Um nach dem herrlichen Essen im Urlaub nicht gleich wieder in die „Weckerl-Falle“ zu tappen, ist der Aufwand gar nicht so groß, wie manche glauben. Für alle, die sich ein wenig Zeit nehmen möchten, ein Büro-Essen vorzubereiten das nicht nur gut schmeckt, sondern auch gesünder ist und lange satt macht – ohne einen Energieabfall zu bewirken, haben wir hier zwei Vorschläge für „Bausatz-Trends“ mit denen der tägliche Mittags-Snack nie langweilig wird. Man spricht dabei auch von „Meal Prep“ – vorbereitetes Essen.

 

Ideal für Meal Prep: Bowls – der Trend aus den USA

Als Bowl werden Gerichte bezeichnet, bei denen alle Zutaten in eine Schüssel kommen – für den Transport ins Büro kann das natürlich auch ein Rex-Glas sein. Sie bestehen meist aus fünf Basics – nämlich Getreide, Proteinen, Gemüse, Salat und einem Dressing. Dabei steht neben dem Gesundheitsaspekt vor allem die schnelle und einfache Zubereitung im Mittelpunkt. Zum Beispiel,  wenn man anstelle von Reis oder Pasta, Reisnudeln oder Couscous verwendet – beides ist innerhalb von Minuten fertig! Auch Reste vom Sonntagsbraten, gekochten Rindfleisch oder Brathuhn lassen sich bestens verwerten. Hat man das Prinzip der Bowl erstmal verinnerlicht, sind der Fantasie keine Grenzen gesetzt. Für alle, die gerne mal über den Tellerrand hinaus blicken – hier ein Rezept aus  der Vietnamküche.

 

Wraps – nicht nur in Mexico beliebt

Die ursprünglich aus der Tex-Mex-Küche stammenden Wraps haben längst auch bei uns Fuß gefasst und werden vielerorts fix und fertig angeboten.
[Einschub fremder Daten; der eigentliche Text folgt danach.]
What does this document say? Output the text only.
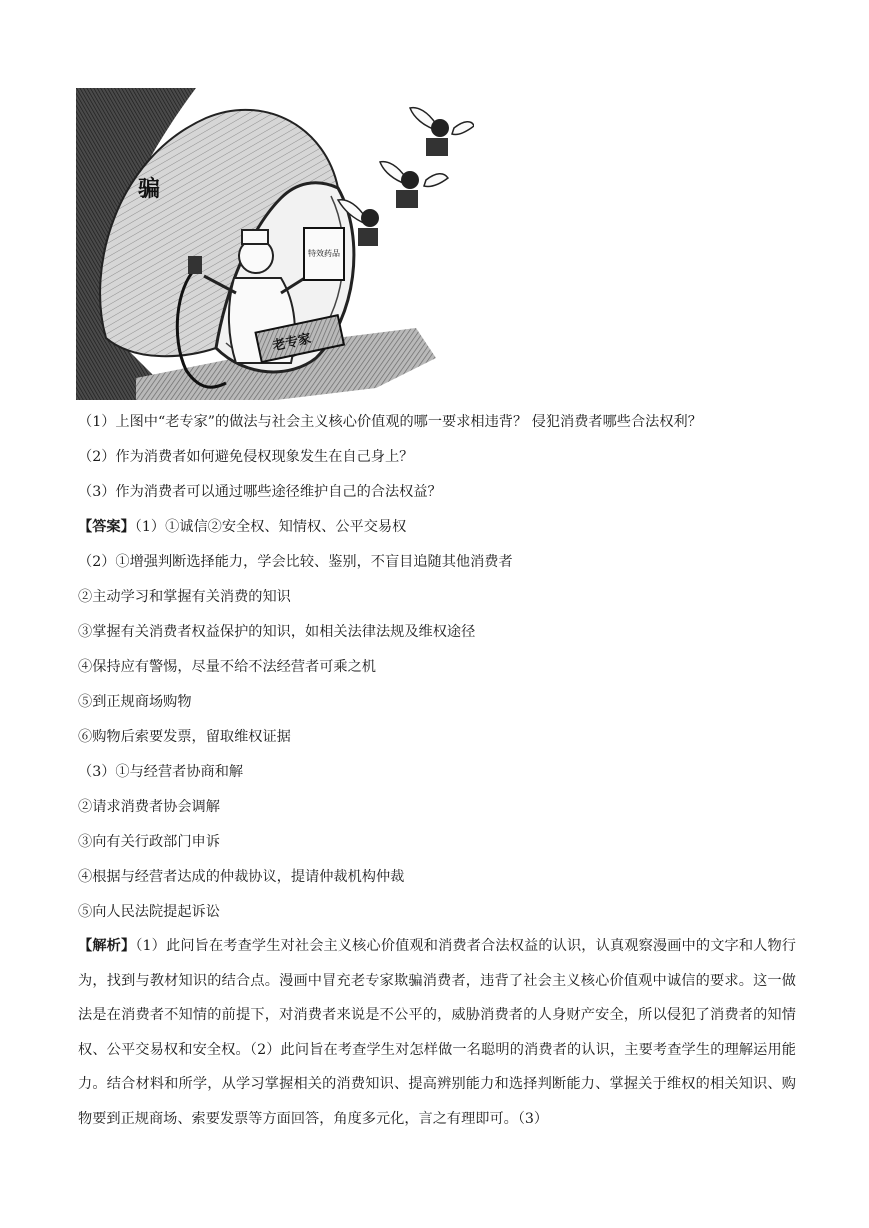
骗
特效药品
老专家
（1）上图中“老专家”的做法与社会主义核心价值观的哪一要求相违背？ 侵犯消费者哪些合法权利？
（2）作为消费者如何避免侵权现象发生在自己身上？
（3）作为消费者可以通过哪些途径维护自己的合法权益？
【答案】（1）①诚信②安全权、知情权、公平交易权
（2）①增强判断选择能力，学会比较、鉴别，不盲目追随其他消费者
②主动学习和掌握有关消费的知识
③掌握有关消费者权益保护的知识，如相关法律法规及维权途径
④保持应有警惕，尽量不给不法经营者可乘之机
⑤到正规商场购物
⑥购物后索要发票，留取维权证据
（3）①与经营者协商和解
②请求消费者协会调解
③向有关行政部门申诉
④根据与经营者达成的仲裁协议，提请仲裁机构仲裁
⑤向人民法院提起诉讼
【解析】（1）此问旨在考查学生对社会主义核心价值观和消费者合法权益的认识，认真观察漫画中的文字和人物行为，找到与教材知识的结合点。漫画中冒充老专家欺骗消费者，违背了社会主义核心价值观中诚信的要求。这一做法是在消费者不知情的前提下，对消费者来说是不公平的，威胁消费者的人身财产安全，所以侵犯了消费者的知情权、公平交易权和安全权。（2）此问旨在考查学生对怎样做一名聪明的消费者的认识，主要考查学生的理解运用能力。结合材料和所学，从学习掌握相关的消费知识、提高辨别能力和选择判断能力、掌握关于维权的相关知识、购物要到正规商场、索要发票等方面回答，角度多元化，言之有理即可。（3）
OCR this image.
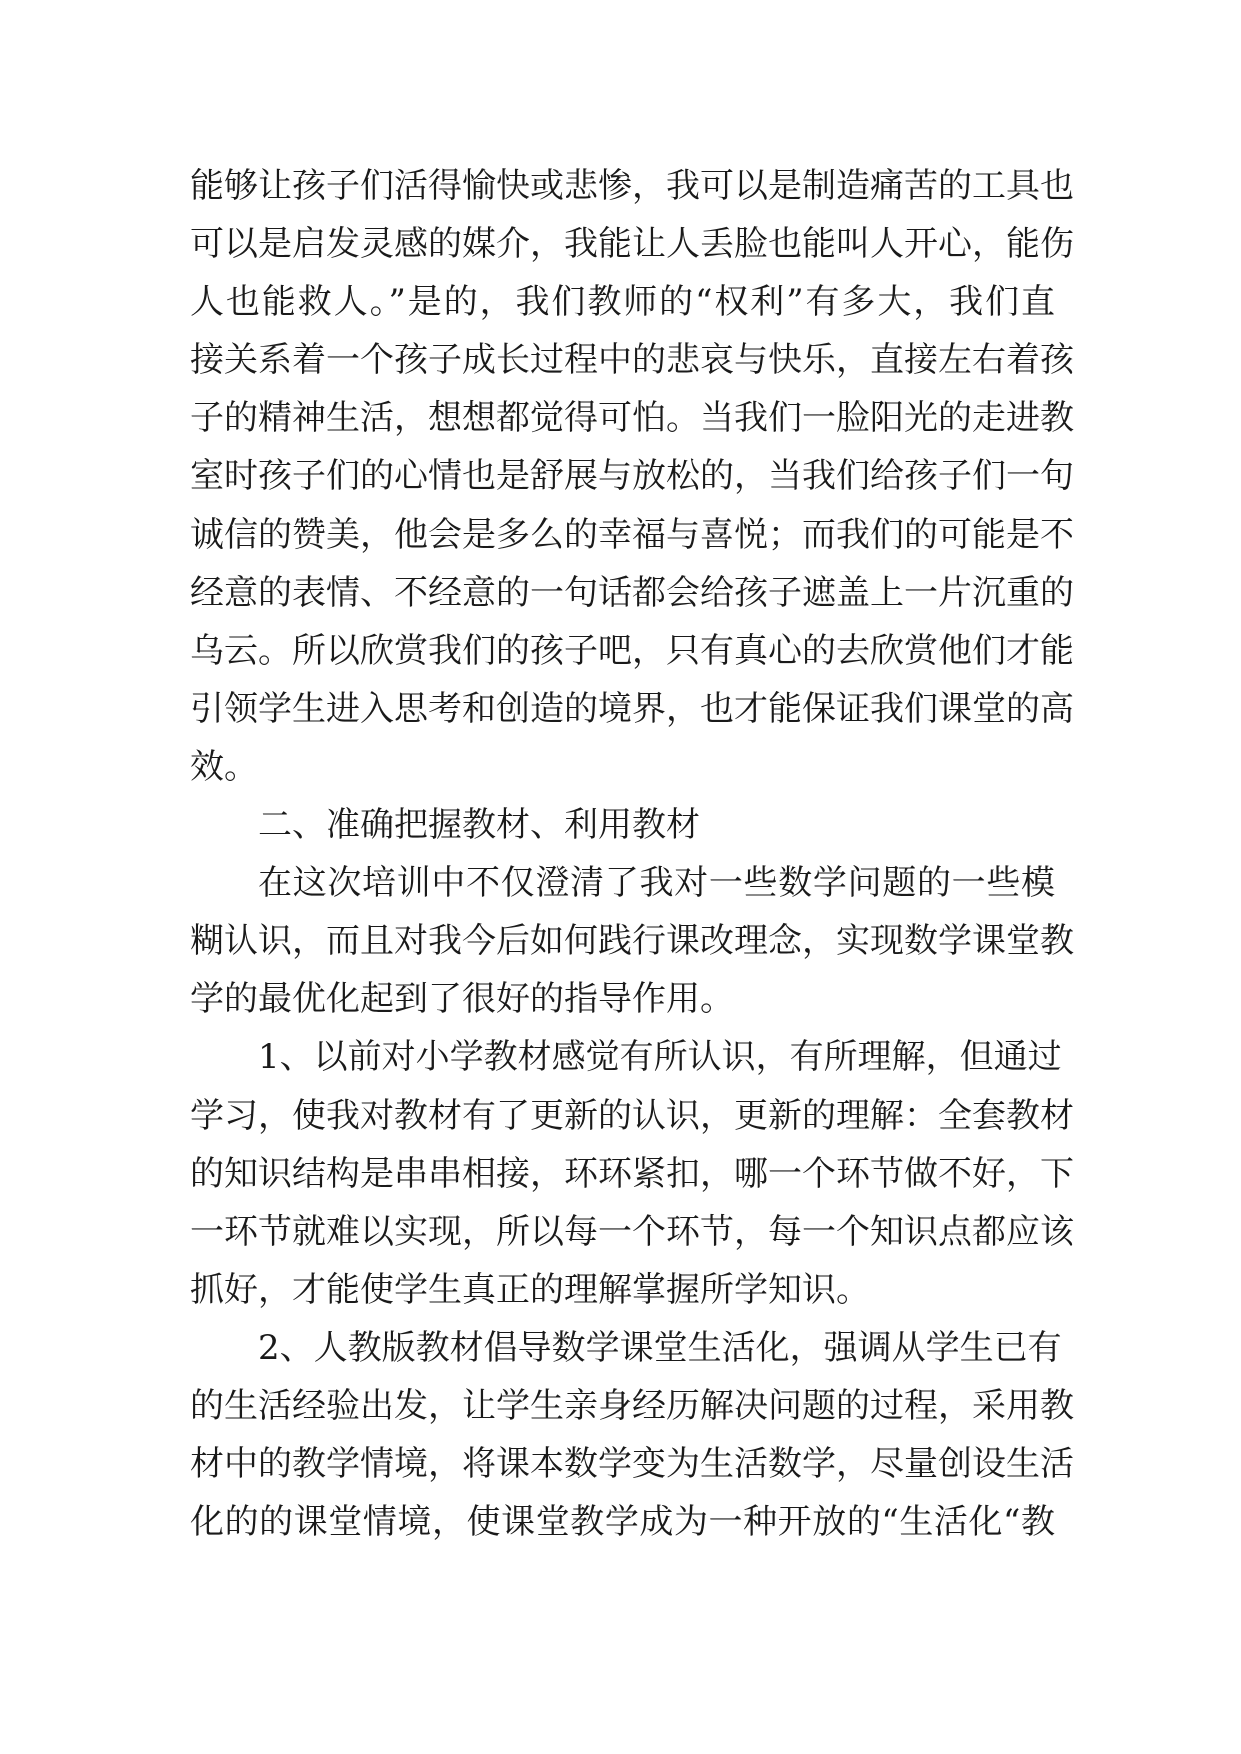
能够让孩子们活得愉快或悲惨，我可以是制造痛苦的工具也
可以是启发灵感的媒介，我能让人丢脸也能叫人开心，能伤
人也能救人。”是的，我们教师的“权利”有多大，我们直
接关系着一个孩子成长过程中的悲哀与快乐，直接左右着孩
子的精神生活，想想都觉得可怕。当我们一脸阳光的走进教
室时孩子们的心情也是舒展与放松的，当我们给孩子们一句
诚信的赞美，他会是多么的幸福与喜悦；而我们的可能是不
经意的表情、不经意的一句话都会给孩子遮盖上一片沉重的
乌云。所以欣赏我们的孩子吧，只有真心的去欣赏他们才能
引领学生进入思考和创造的境界，也才能保证我们课堂的高
效。
二、准确把握教材、利用教材
在这次培训中不仅澄清了我对一些数学问题的一些模
糊认识，而且对我今后如何践行课改理念，实现数学课堂教
学的最优化起到了很好的指导作用。
1、以前对小学教材感觉有所认识，有所理解，但通过
学习，使我对教材有了更新的认识，更新的理解：全套教材
的知识结构是串串相接，环环紧扣，哪一个环节做不好，下
一环节就难以实现，所以每一个环节，每一个知识点都应该
抓好，才能使学生真正的理解掌握所学知识。
2、人教版教材倡导数学课堂生活化，强调从学生已有
的生活经验出发，让学生亲身经历解决问题的过程，采用教
材中的教学情境，将课本数学变为生活数学，尽量创设生活
化的的课堂情境，使课堂教学成为一种开放的“生活化“教
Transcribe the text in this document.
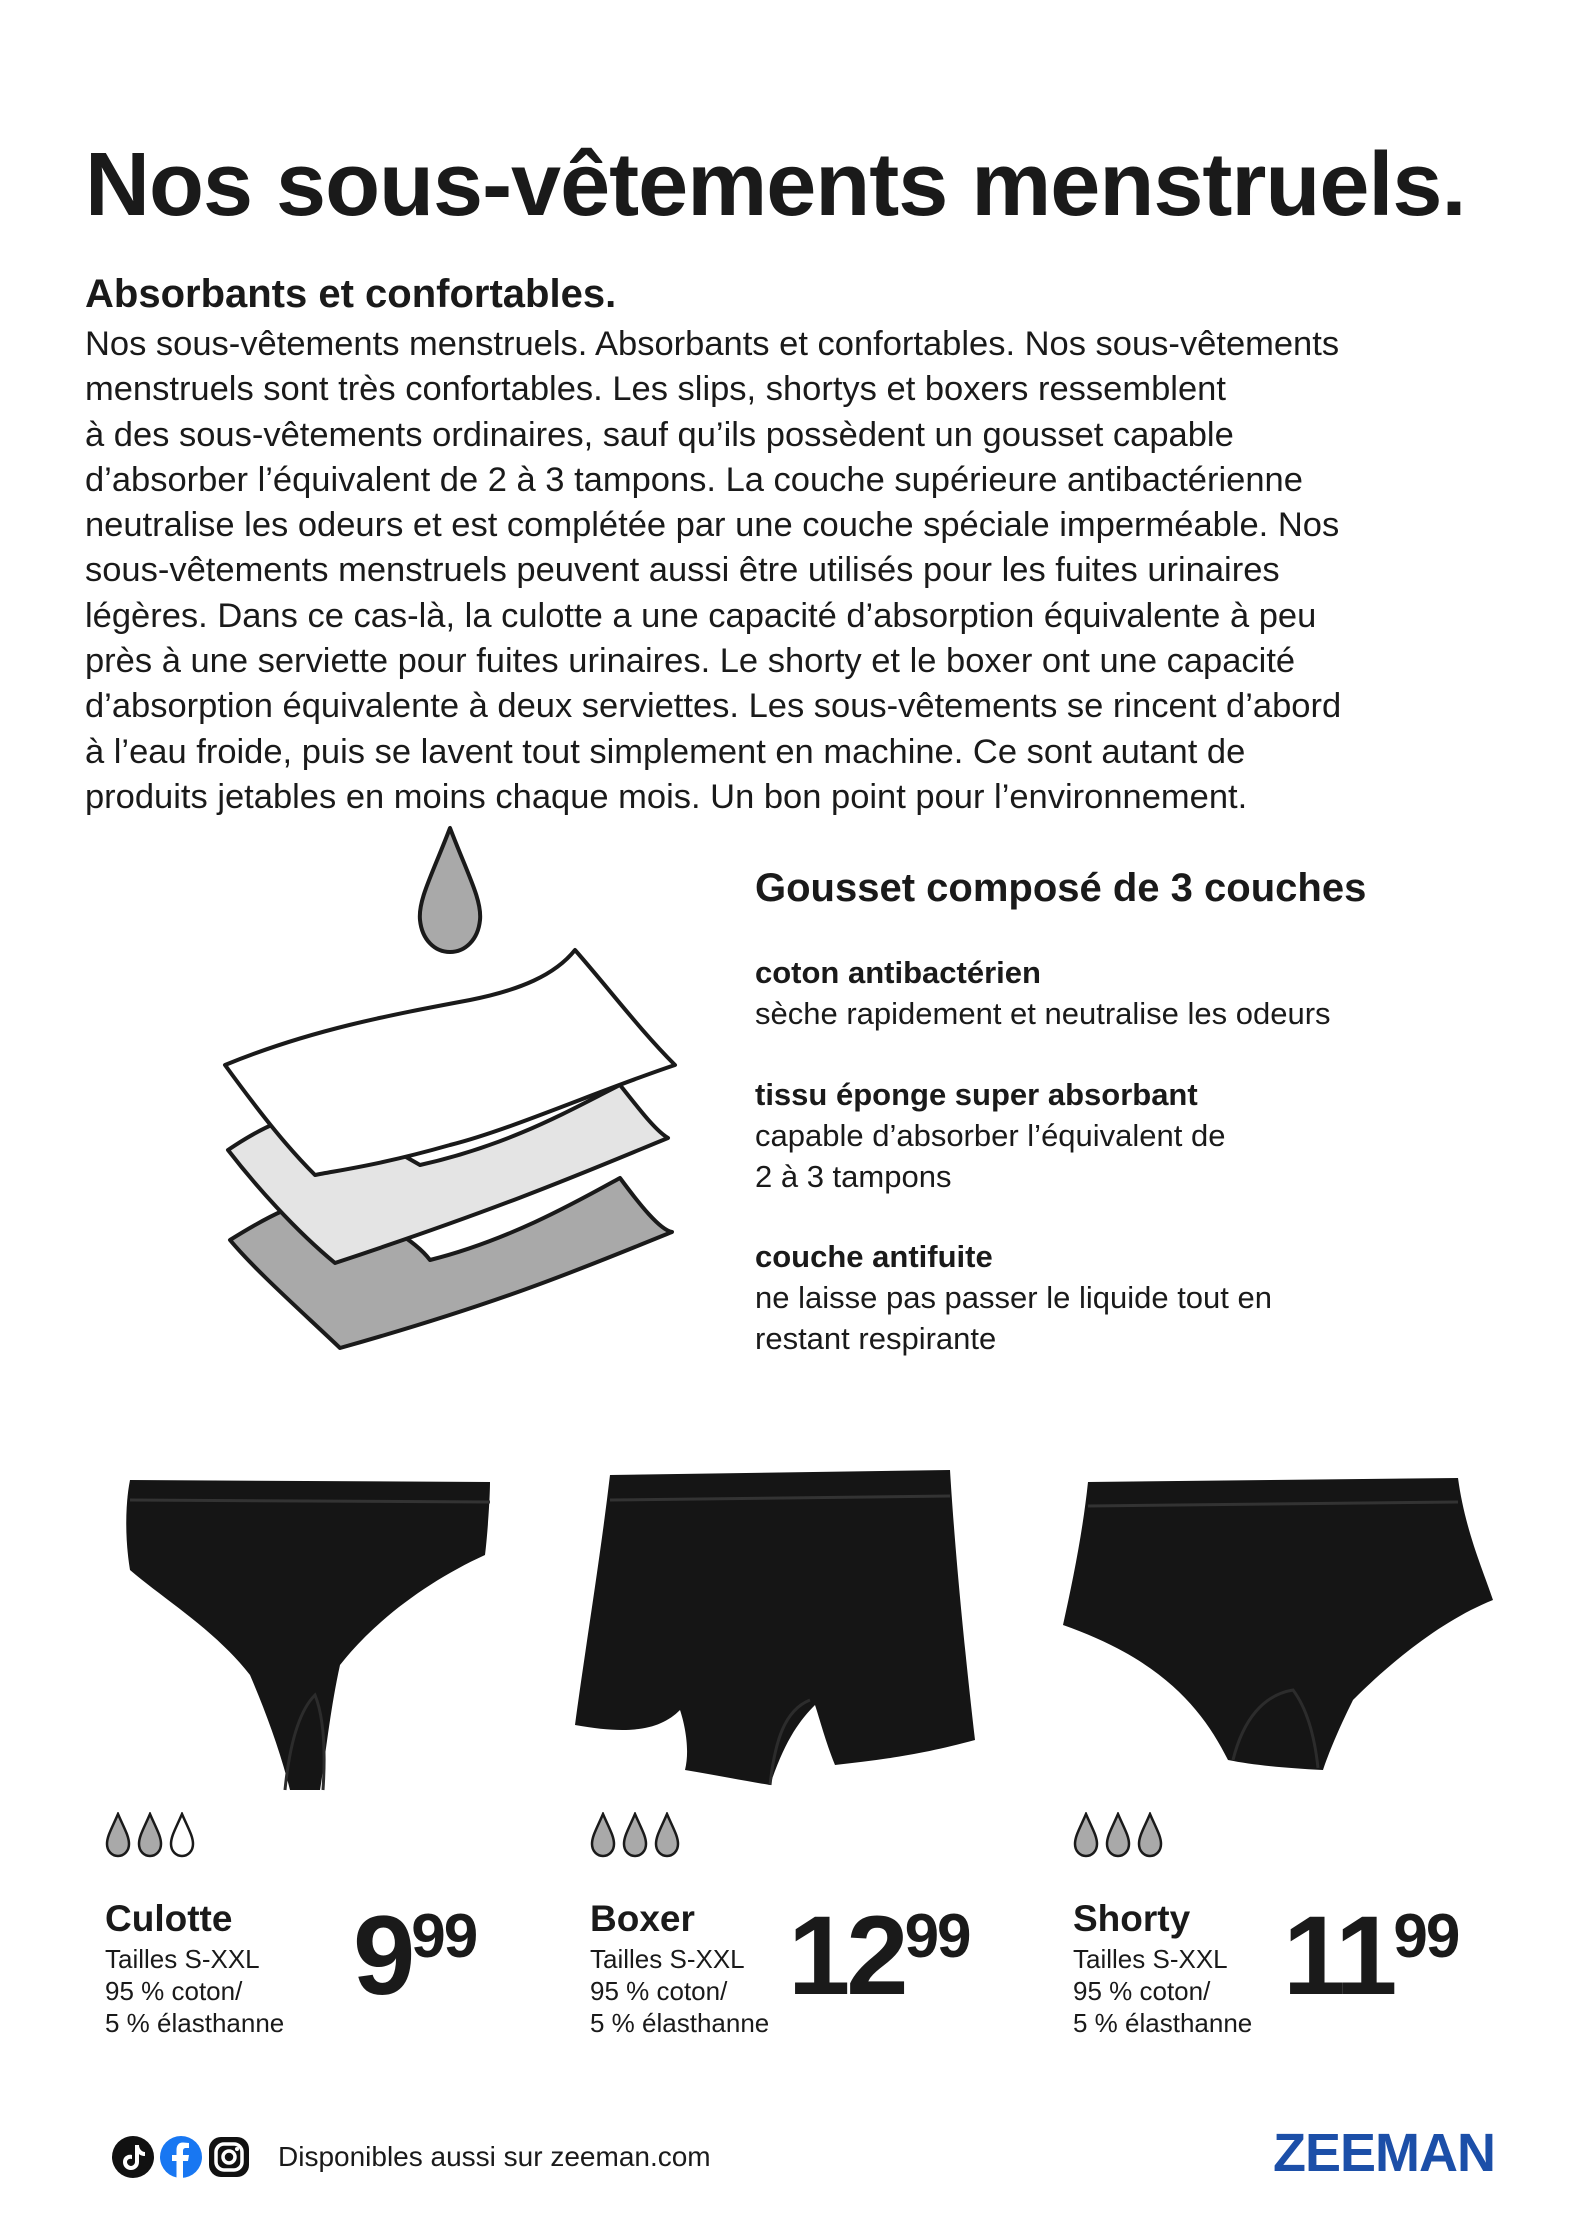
Nos sous-vêtements menstruels.
Absorbants et confortables.
Nos sous-vêtements menstruels. Absorbants et confortables. Nos sous-vêtements
menstruels sont très confortables. Les slips, shortys et boxers ressemblent
à des sous-vêtements ordinaires, sauf qu’ils possèdent un gousset capable
d’absorber l’équivalent de 2 à 3 tampons. La couche supérieure antibactérienne
neutralise les odeurs et est complétée par une couche spéciale imperméable. Nos
sous-vêtements menstruels peuvent aussi être utilisés pour les fuites urinaires
légères. Dans ce cas-là, la culotte a une capacité d’absorption équivalente à peu
près à une serviette pour fuites urinaires. Le shorty et le boxer ont une capacité
d’absorption équivalente à deux serviettes. Les sous-vêtements se rincent d’abord
à l’eau froide, puis se lavent tout simplement en machine. Ce sont autant de
produits jetables en moins chaque mois. Un bon point pour l’environnement.
Gousset composé de 3 couches
coton antibactérien
sèche rapidement et neutralise les odeurs
tissu éponge super absorbant
capable d’absorber l’équivalent de
2 à 3 tampons
couche antifuite
ne laisse pas passer le liquide tout en
restant respirante
Culotte
Tailles S-XXL
95 % coton/
5 % élasthanne
999	Boxer
Tailles S-XXL
95 % coton/
5 % élasthanne
1299	Shorty
Tailles S-XXL
95 % coton/
5 % élasthanne
1199
Disponibles aussi sur zeeman.com	ZEEMAN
Wer lieber auf Selbstgemachtes setzt, findet hier ein Rezept für Tortillas aus Dinkelmehl, welche als Hülle für verschiedenste Füllungen dienen. Die Füllung besteht meist aus drei Komponenten: Gemüse oder Salat, Fleisch oder Fisch und einer pikanten Sauce. Das Ganze wird zu einer Rolle gewickelt, woher auch der Name dieses Snacks stammt – ‚to wrap‘ Englisch für ‚wickeln‘ oder ‚einhüllen‘. Ein paar Anregungen für Füllungen haben wir hier für Sie aufgelistet:

  • Fleisch: Hühnerstreifen, Roastbeef, Schinken, Faschiertes, Speck oder Reste vom Braten
  • Fisch: geräucherter Lachs oder Forelle, Thunfisch oder Garnelen
  • Vegetarische Alternative: Tofu, Seitan oder Falafel-Bällchen
  • Salat: Rucola oder Kopfsalat der Saison
  • Gemüse-Sticks: Paprika, Gurke, Stangensellerie, Karotten, Avocado
  • Käse: Mozzarella, Gouda, Bergkäse, Frischkäse, Feta
  • KräuterBasilikum, Petersilie, Schnittlauch, Kren, Kresse oder Sprossen
  • Sauce: Joghurtsauce, selbstgemachte Salsa-Sauce auf Tomatenbasis, Honig-Senf-Sauce zum Lachs, ein fruchtiges Chutney oder auch mal Pesto

 

Lassen Sie Ihrer Fantasie freien Lauf – wir wünschen Gutes Gelingen!